Labour MP Iain Wright has asked London mayor Sadiq Khan to look into whether sharing economy companies are pushing up property prices in the capital

How London could become the next city to crack down on sharing economy companies like Airbnb

Companies like Airbnb have revolutionised the home-letting industry and turned it into a multi-billion dollar business. However, sharing economy startups may be in for some hard times. Iain Wright, a Labour MP chairing the business, innovation, and skills select committee, has written a letter to London mayor Sadiq Khan highlighting how professional landlords who rent out their properties through temporary letting companies like Airbnb are driving property prices up.

In the letter, he said that “while companies such as Airbnb can enable homeowners to unlock economic value by temporarily letting spare rooms, extensive use of Airbnb by professional landlords, contrary to the current law, can help to drive up property prices, compounding issues of affordability in the capital.”

Wright also wrote: “You will be aware that a number of investigations into temporary property letting companies such as Airbnb have found that many landlords appear to be operating illegally by letting properties out for more than 90 days per year. Several of these report that the current law is unenforceable.”

Wright ended the letter by asking Khan for his personal assessment of these kinds of companies and whether or not the current law should be amended. The legislation was deregulated by the government last year. Under the new rules, home owners can rent out their house without asking for permission as long as they rent out for fewer than 90 days.

Responding to the letter, an Airbnb spokesperson said that it’s not true that all hosts who share their space for more than 90 days are breaking the rules. “London has clear and simple home sharing rules; we regularly remind hosts to follow them and we are working closely with London boroughs to promote responsible home sharing and help tackle bad actors,” the spokesperson said. “The vast majority of Airbnb hosts are regular Londoners who share their homes to boost their income and afford living costs in one of the world’s most expensive cities – they are not typically businesses or professionals.”

The British capital is not the only city looking into cracking down on companies such as Airbnb.
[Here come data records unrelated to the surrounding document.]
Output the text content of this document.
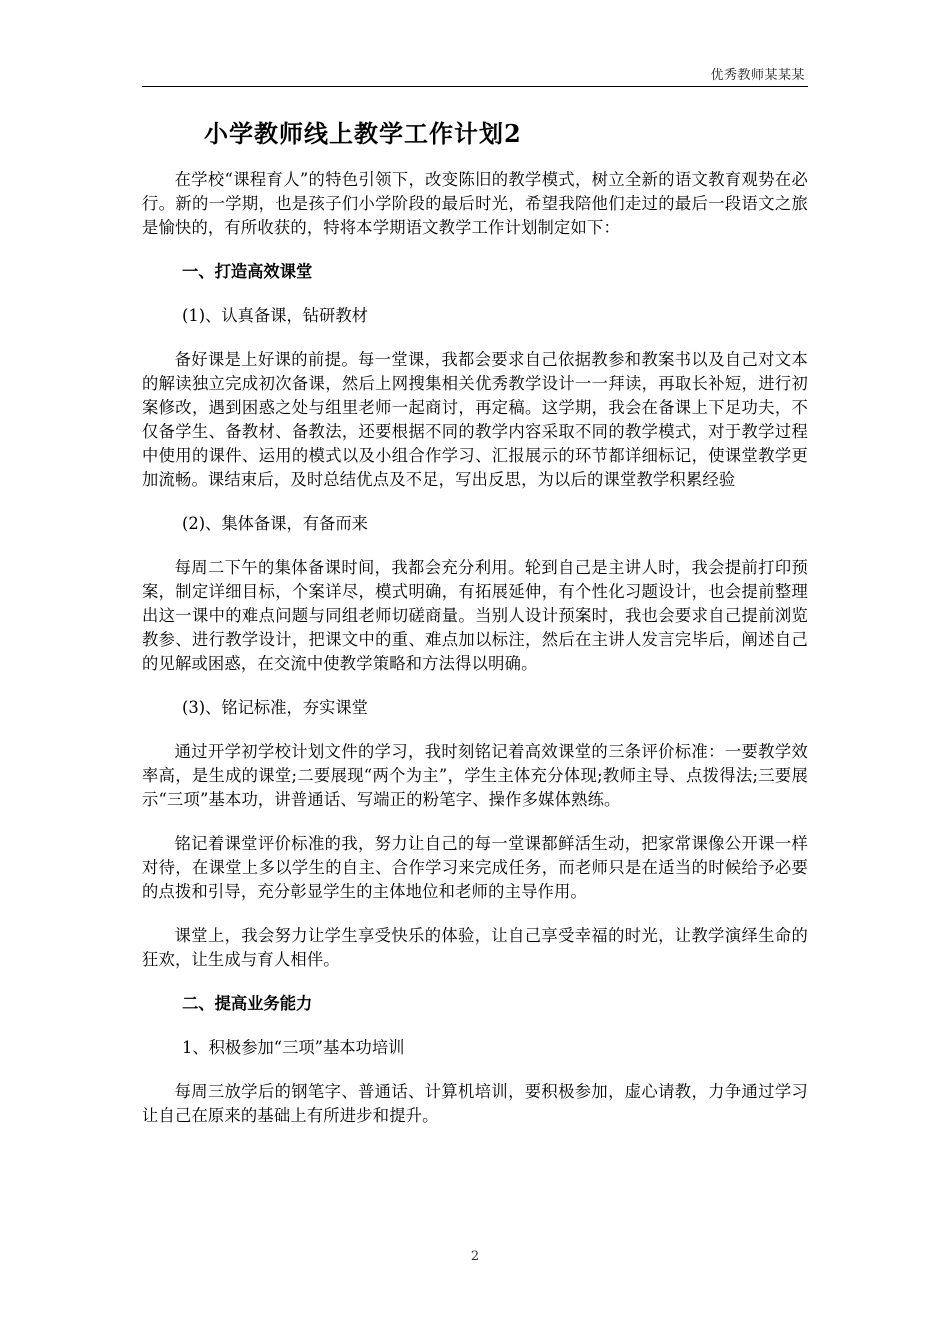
优秀教师某某某
小学教师线上教学工作计划2

在学校“课程育人”的特色引领下，改变陈旧的教学模式，树立全新的语文教育观势在必行。新的一学期，也是孩子们小学阶段的最后时光，希望我陪他们走过的最后一段语文之旅是愉快的，有所收获的，特将本学期语文教学工作计划制定如下：

一、打造高效课堂
(1)、认真备课，钻研教材

备好课是上好课的前提。每一堂课，我都会要求自己依据教参和教案书以及自己对文本的解读独立完成初次备课，然后上网搜集相关优秀教学设计一一拜读，再取长补短，进行初案修改，遇到困惑之处与组里老师一起商讨，再定稿。这学期，我会在备课上下足功夫，不仅备学生、备教材、备教法，还要根据不同的教学内容采取不同的教学模式，对于教学过程中使用的课件、运用的模式以及小组合作学习、汇报展示的环节都详细标记，使课堂教学更加流畅。课结束后，及时总结优点及不足，写出反思，为以后的课堂教学积累经验

(2)、集体备课，有备而来

每周二下午的集体备课时间，我都会充分利用。轮到自己是主讲人时，我会提前打印预案，制定详细目标，个案详尽，模式明确，有拓展延伸，有个性化习题设计，也会提前整理出这一课中的难点问题与同组老师切磋商量。当别人设计预案时，我也会要求自己提前浏览教参、进行教学设计，把课文中的重、难点加以标注，然后在主讲人发言完毕后，阐述自己的见解或困惑，在交流中使教学策略和方法得以明确。

(3)、铭记标准，夯实课堂

通过开学初学校计划文件的学习，我时刻铭记着高效课堂的三条评价标准：一要教学效率高，是生成的课堂;二要展现“两个为主”，学生主体充分体现;教师主导、点拨得法;三要展示“三项”基本功，讲普通话、写端正的粉笔字、操作多媒体熟练。

铭记着课堂评价标准的我，努力让自己的每一堂课都鲜活生动，把家常课像公开课一样对待，在课堂上多以学生的自主、合作学习来完成任务，而老师只是在适当的时候给予必要的点拨和引导，充分彰显学生的主体地位和老师的主导作用。

课堂上，我会努力让学生享受快乐的体验，让自己享受幸福的时光，让教学演绎生命的狂欢，让生成与育人相伴。

二、提高业务能力
1、积极参加“三项”基本功培训

每周三放学后的钢笔字、普通话、计算机培训，要积极参加，虚心请教，力争通过学习让自己在原来的基础上有所进步和提升。

2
In the US, Los Angeles, New York and San Francisco have also been exploring ways to regulate temporary lettings companies. Closer to home, Barcelona, Paris and Berlin have lead similar charges.

The growing role of the sharing economy, while infinitely convenient for consumers, is also prompting industry leaders in the UK to develop new rules to make it fair for everyone. In July, Sharing Economy UK, the trade body for the sharing economy, unveiled a new kitemark to ensure good practise. Its hope is that the UK becomes the industry’s new home outside San Francisco.

It remains to be seen how Wright’s call for the 90-day rule to be more strongly enforced will affect that goal.